Comme je l'ai dit, nous ne voulons pas nous contenter d'offrir une éducation normale. Nous voulons offrir une éducation de très haute qualité basée sur la tradition intellectuelle catholique. Dans notre déclaration de mission, nous le disons très clairement. Nous souhaitons également dispenser un enseignement de qualité en études orientales, sur la Mésopotamie et les origines du christianisme et des autres religions.
Nous avons déjà ouvert un département d'études orientales et de religions comparées, et c'est un domaine sur lequel nous nous concentrons vraiment -enseigner à nos étudiants les origines de leurs propres religions et des autres religions, et contribuer ainsi à la construction de la paix.
Vous dites que 40% de vos étudiants ne sont pas chrétiens. Cette approche comparative doit donc être très appréciée par les étudiants d'autres religions?
Oui, sans aucun doute. En fait, lorsque de nombreuses personnes en Irak apprennent que l'Église est derrière l'Université, elles ont confiance et sont sûres que leurs enfants y seront en sécurité et qu'ils y recevront le meilleur type d'éducation.
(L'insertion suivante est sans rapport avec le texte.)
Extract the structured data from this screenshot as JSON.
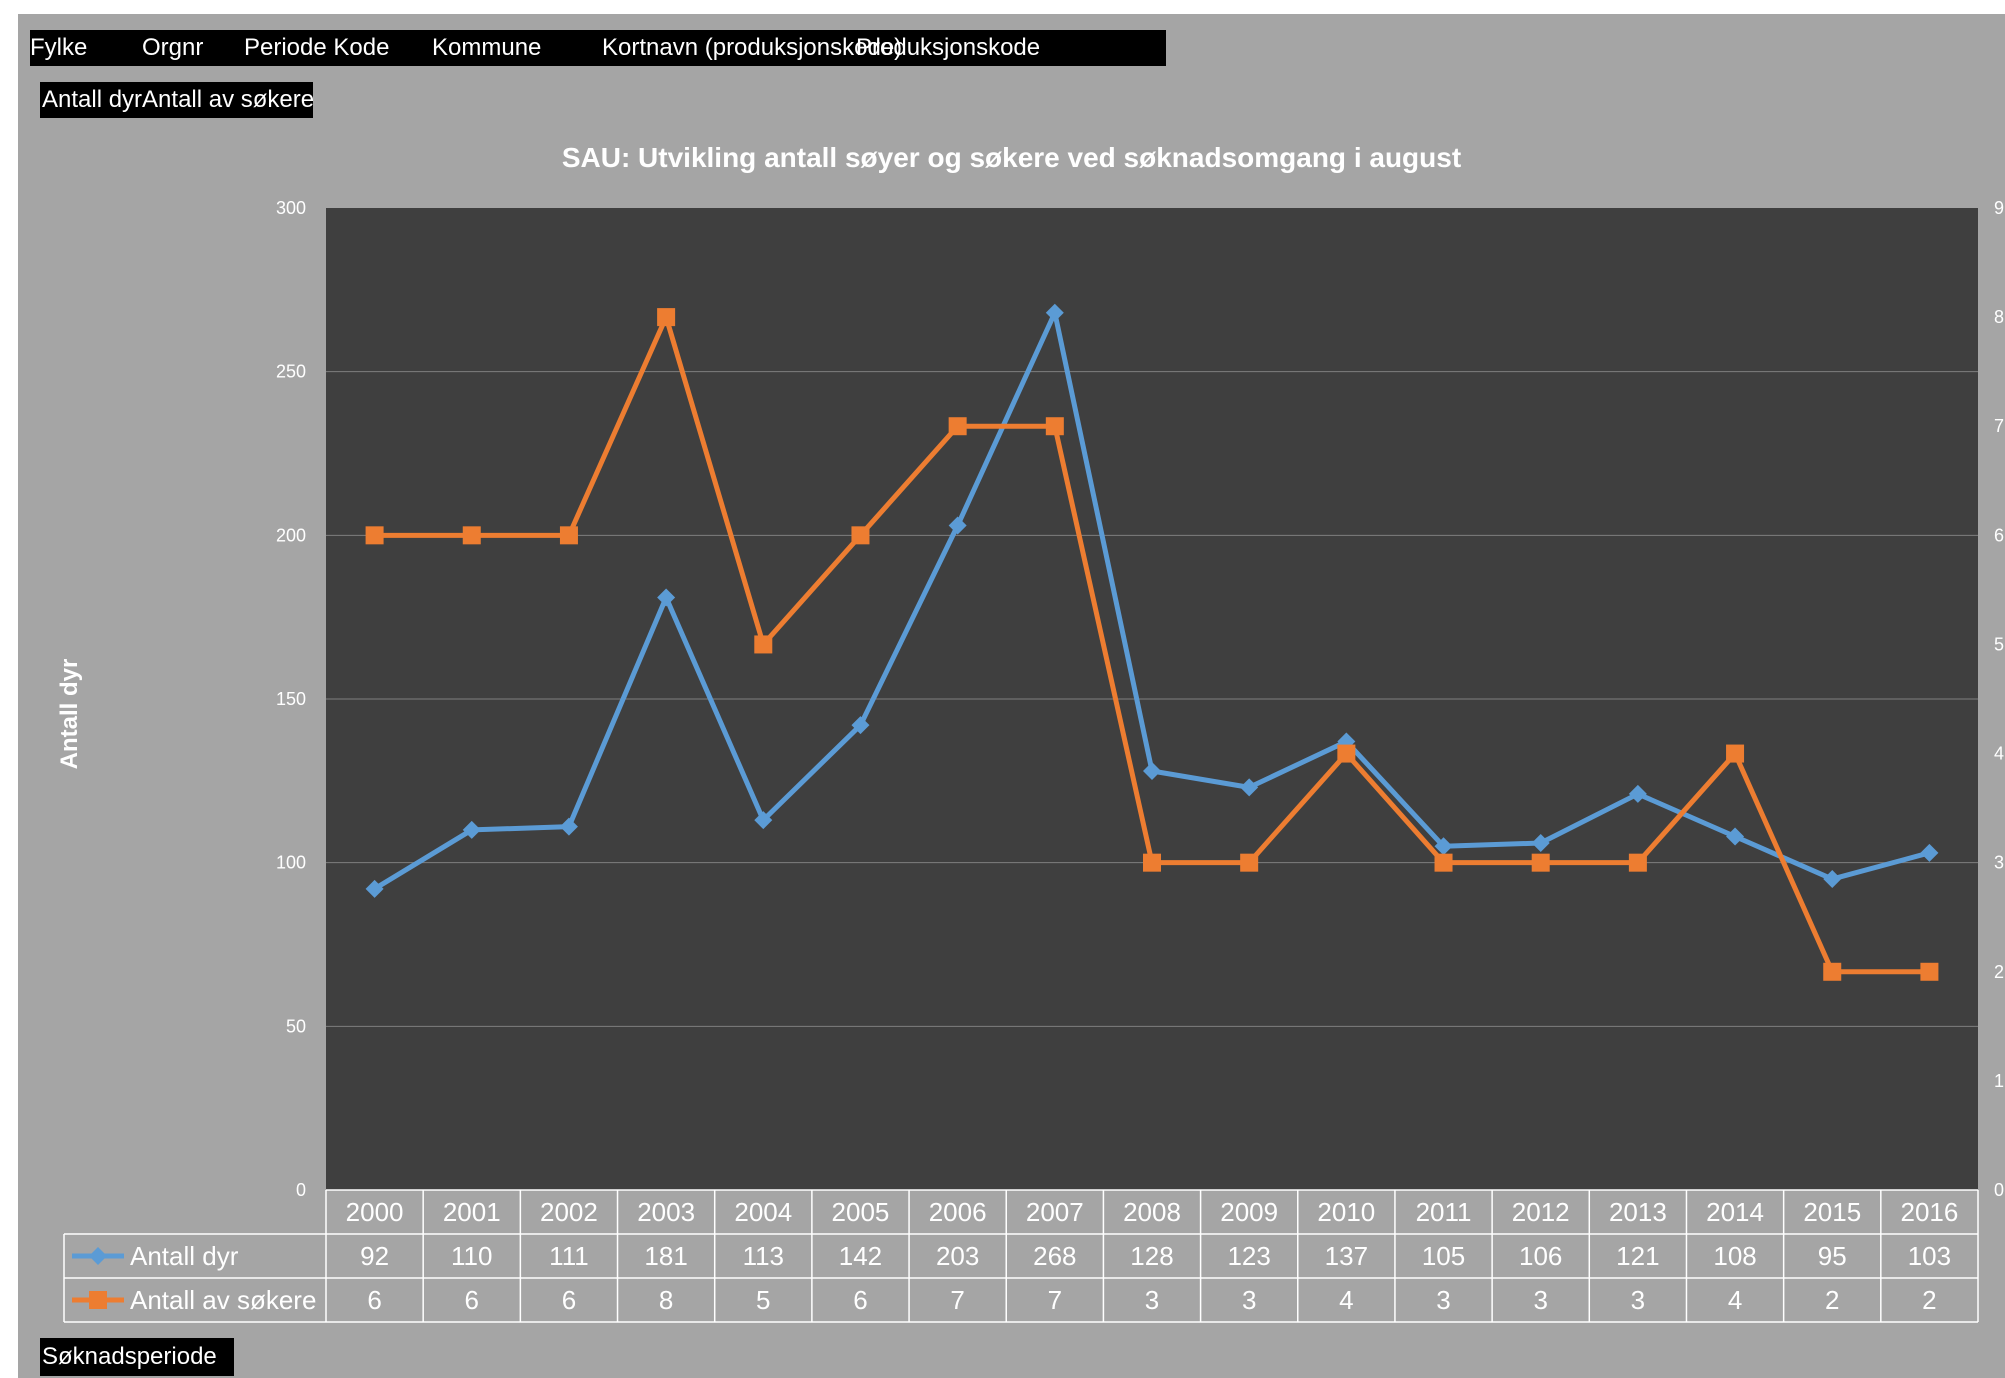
{
  "field_bar": {
    "fields": [
      "Fylke",
      "Orgnr",
      "Periode Kode",
      "Kommune",
      "Kortnavn (produksjonskode)",
      "Produksjonskode"
    ]
  },
  "value_fields": "Antall dyrAntall av søkere",
  "axis_field": "Søknadsperiode",
  "colors": {
    "background": "#a5a5a5",
    "plot_area": "#3f3f3f",
    "series_dyr": "#5b9bd5",
    "series_sokere": "#ed7d31"
  },
  "chart_data": {
    "type": "line",
    "title": "SAU: Utvikling antall søyer og søkere ved søknadsomgang i august",
    "ylabel": "Antall dyr",
    "y2label": "",
    "ylim": [
      0,
      300
    ],
    "y2lim": [
      0,
      9
    ],
    "yticks": [
      "0",
      "50",
      "100",
      "150",
      "200",
      "250",
      "300"
    ],
    "y2ticks": [
      "0",
      "1",
      "2",
      "3",
      "4",
      "5",
      "6",
      "7",
      "8",
      "9"
    ],
    "grid": true,
    "legend": "data-table",
    "categories": [
      "2000",
      "2001",
      "2002",
      "2003",
      "2004",
      "2005",
      "2006",
      "2007",
      "2008",
      "2009",
      "2010",
      "2011",
      "2012",
      "2013",
      "2014",
      "2015",
      "2016"
    ],
    "series": [
      {
        "name": "Antall dyr",
        "axis": "left",
        "marker": "diamond",
        "values": [
          92,
          110,
          111,
          181,
          113,
          142,
          203,
          268,
          128,
          123,
          137,
          105,
          106,
          121,
          108,
          95,
          103
        ]
      },
      {
        "name": "Antall av søkere",
        "axis": "right",
        "marker": "square",
        "values": [
          6,
          6,
          6,
          8,
          5,
          6,
          7,
          7,
          3,
          3,
          4,
          3,
          3,
          3,
          4,
          2,
          2
        ]
      }
    ]
  }
}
C'est aussi la mission de l'Église, qui est mater et magistra, mère et enseignante. Assurer l'éducation fait partie de notre mission, et nous nous efforçons d'être un centre d'éducation pour les étudiants de toutes les confessions. Le nouveau département d'études orientales et de religions comparées, dédié à la construction de la paix, en fait partie. Nous voulons vraiment être un lieu où l'on diffuse la lumière des bonnes relations entre les communautés et où l'on construit ensemble le bien commun.